Os dados do índice de preços de gastos com consumo pessoal (PCE, na sigla em inglês) foram divulgados nesta quinta-feira, 28, pelo Bureau of Economic Analysis (BEA), órgão ligado ao Departamento de Comércio dos EUA.

O resultado ficou em linha com a expectativa de economistas consultados pela Reuters. Em março, a inflação medida pelo PCE havia avançado 3,5% em 12 meses.

Na comparação mensal, o índice cheio subiu 0,4% em abril, após alta de 0,7% em março.

Preços de energia

A aceleração foi impulsionada principalmente pela disparada dos preços de energia em meio à guerra envolvendo o Irã, que afetou o transporte marítimo no Estreito de Hormuz e pressionou cadeias globais de suprimentos.

Segundo dados da agência de energia dos EUA, o preço médio da gasolina no varejo subiu 12,3% em abril. Desde o início da guerra, no fim de fevereiro, os preços da gasolina nos EUA subiram mais de 50%.

Além da energia, consumidores americanos também seguem enfrentando preços mais altos em diversos bens e serviços. Economistas apontam que a inflação já vinha elevada antes mesmo do conflito no Oriente Médio, em grande parte por causa das tarifas de importação implementadas pelo presidente Donald Trump.

Núcleo do PCE

O núcleo do PCE, que exclui alimentos e energia, avançou 3,3% em 12 meses em abril, ante 3,2% em março. Na comparação mensal, a alta foi de 0,2%.

O consumo das famílias, principal motor da economia americana, avançou 0,5% em abril, desacelerando após alta de 1% em março. Já a renda pessoal ficou estável no mês.

Os dados também mostraram queda de 0,5% na renda disponível ajustada pela inflação e redução da taxa de poupança para 2,6%, o menor nível desde 2022.

Diferença entre CPI e PCE chama atenção

Os números desta quinta-feira também ampliaram a distância entre os dois principais indicadores de inflação dos Estados Unidos: o CPI, índice de preços ao consumidor, e o PCE, indicador preferido do Fed.

Enquanto o núcleo do PCE avançou 3,3% em abril, o núcleo do CPI ficou em 2,8%.

Em geral, o PCE é considerado um indicador mais amplo porque inclui gastos feitos em nome dos consumidores, como planos de saúde pagos por empregadores, além de abranger áreas urbanas e rurais.

Já o CPI mede apenas o consumo das famílias urbanas.

Economistas destacam que essa diferença tem chamado atenção do Fed porque o banco central usa o PCE como principal referência para sua meta de inflação de 2%.
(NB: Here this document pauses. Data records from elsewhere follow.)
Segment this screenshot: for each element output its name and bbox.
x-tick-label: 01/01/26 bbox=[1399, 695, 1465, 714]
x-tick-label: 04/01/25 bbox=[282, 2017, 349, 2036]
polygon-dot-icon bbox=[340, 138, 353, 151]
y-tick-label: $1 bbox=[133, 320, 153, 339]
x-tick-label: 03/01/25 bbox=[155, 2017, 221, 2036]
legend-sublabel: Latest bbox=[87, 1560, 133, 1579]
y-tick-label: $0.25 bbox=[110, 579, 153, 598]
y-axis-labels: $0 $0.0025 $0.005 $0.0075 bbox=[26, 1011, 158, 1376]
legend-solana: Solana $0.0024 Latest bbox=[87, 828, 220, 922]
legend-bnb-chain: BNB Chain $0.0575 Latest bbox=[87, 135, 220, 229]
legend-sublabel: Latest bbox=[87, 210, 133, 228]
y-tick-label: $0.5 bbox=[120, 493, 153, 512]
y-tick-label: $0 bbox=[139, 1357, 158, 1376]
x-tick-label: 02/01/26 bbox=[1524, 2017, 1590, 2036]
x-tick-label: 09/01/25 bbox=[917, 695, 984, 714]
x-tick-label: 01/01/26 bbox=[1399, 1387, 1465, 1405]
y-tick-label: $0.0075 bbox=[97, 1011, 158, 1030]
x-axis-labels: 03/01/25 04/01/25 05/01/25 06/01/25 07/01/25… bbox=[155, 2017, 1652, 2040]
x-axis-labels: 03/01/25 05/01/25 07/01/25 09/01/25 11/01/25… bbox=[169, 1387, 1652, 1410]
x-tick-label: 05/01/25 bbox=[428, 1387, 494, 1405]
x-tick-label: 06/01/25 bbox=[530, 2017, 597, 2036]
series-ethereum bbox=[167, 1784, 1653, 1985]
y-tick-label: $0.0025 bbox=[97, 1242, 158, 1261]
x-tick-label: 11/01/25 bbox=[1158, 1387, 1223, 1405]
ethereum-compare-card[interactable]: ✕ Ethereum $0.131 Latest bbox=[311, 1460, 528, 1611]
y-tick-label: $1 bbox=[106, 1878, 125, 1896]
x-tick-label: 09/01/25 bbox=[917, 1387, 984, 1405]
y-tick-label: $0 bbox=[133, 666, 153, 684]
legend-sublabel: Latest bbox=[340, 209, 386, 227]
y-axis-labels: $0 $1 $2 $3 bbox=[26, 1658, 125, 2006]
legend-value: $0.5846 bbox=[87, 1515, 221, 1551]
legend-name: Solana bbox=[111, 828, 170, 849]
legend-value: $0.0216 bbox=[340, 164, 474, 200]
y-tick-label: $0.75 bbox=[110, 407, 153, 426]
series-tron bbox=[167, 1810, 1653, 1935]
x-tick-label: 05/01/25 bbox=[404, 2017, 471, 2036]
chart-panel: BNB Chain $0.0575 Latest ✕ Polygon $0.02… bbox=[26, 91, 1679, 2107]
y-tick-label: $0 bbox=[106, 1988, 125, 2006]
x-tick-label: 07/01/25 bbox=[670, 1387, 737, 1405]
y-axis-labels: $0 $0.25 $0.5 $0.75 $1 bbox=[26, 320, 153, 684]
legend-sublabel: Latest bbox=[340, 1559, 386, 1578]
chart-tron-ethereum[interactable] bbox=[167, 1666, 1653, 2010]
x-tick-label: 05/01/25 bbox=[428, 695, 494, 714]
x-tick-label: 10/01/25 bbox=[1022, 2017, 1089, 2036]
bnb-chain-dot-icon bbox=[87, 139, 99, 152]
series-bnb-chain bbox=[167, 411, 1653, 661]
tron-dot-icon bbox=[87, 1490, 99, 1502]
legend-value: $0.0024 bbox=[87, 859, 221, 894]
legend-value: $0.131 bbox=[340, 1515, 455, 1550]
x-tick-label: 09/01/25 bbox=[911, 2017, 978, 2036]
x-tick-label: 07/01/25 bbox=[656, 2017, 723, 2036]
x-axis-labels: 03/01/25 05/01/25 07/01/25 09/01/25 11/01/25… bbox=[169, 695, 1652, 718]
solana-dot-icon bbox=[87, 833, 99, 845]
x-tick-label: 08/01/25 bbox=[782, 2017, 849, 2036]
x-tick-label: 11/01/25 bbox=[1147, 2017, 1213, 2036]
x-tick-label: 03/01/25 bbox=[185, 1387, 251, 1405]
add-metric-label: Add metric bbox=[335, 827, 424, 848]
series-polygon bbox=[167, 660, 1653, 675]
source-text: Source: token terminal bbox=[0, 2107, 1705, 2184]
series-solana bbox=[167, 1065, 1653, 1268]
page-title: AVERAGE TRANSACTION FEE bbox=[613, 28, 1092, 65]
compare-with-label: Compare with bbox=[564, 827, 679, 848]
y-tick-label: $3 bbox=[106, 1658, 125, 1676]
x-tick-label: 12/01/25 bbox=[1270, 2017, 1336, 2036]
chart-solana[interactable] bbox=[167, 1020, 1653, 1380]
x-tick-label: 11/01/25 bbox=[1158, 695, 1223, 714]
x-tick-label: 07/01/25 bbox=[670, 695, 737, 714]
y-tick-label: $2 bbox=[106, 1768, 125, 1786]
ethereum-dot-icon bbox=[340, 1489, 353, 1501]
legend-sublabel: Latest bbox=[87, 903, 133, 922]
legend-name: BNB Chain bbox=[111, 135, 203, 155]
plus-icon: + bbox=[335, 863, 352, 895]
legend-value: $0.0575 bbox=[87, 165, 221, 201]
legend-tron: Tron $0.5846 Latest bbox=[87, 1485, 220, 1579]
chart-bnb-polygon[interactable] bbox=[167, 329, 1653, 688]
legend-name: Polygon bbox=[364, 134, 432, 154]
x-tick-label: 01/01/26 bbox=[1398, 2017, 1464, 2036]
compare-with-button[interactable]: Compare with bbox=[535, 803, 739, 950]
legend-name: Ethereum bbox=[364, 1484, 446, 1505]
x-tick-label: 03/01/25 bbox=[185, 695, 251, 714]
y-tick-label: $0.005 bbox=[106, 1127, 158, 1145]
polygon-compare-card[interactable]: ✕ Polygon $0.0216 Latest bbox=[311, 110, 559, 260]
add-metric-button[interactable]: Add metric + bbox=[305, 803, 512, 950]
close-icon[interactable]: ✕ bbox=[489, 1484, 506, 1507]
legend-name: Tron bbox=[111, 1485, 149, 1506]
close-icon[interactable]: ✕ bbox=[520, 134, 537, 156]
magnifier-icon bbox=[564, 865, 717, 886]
Nos últimos meses, categorias ligadas ao avanço da inteligência artificial, como softwares e acessórios de informática, passaram a pressionar mais o índice. Segundo economistas citados pela Reuters, os preços desses itens subiram cerca de 14% em ritmo anual, impulsionados pelo aumento dos investimentos em IA e data centers.

Outro fator apontado é a diferença metodológica na forma como alimentação é contabilizada nos dois índices.

Com o PCE acima do CPI, aumenta a percepção no mercado de que o Fed terá de manter juros elevados por mais tempo, e até considerar novas altas caso a inflação continue resistente.

As atas da reunião de abril do Fed já mostraram um número maior de dirigentes abertos à possibilidade de elevar juros novamente. Atualmente, o mercado financeiro espera que a taxa básica americana permaneça na faixa entre 3,50% e 3,75% até 2027.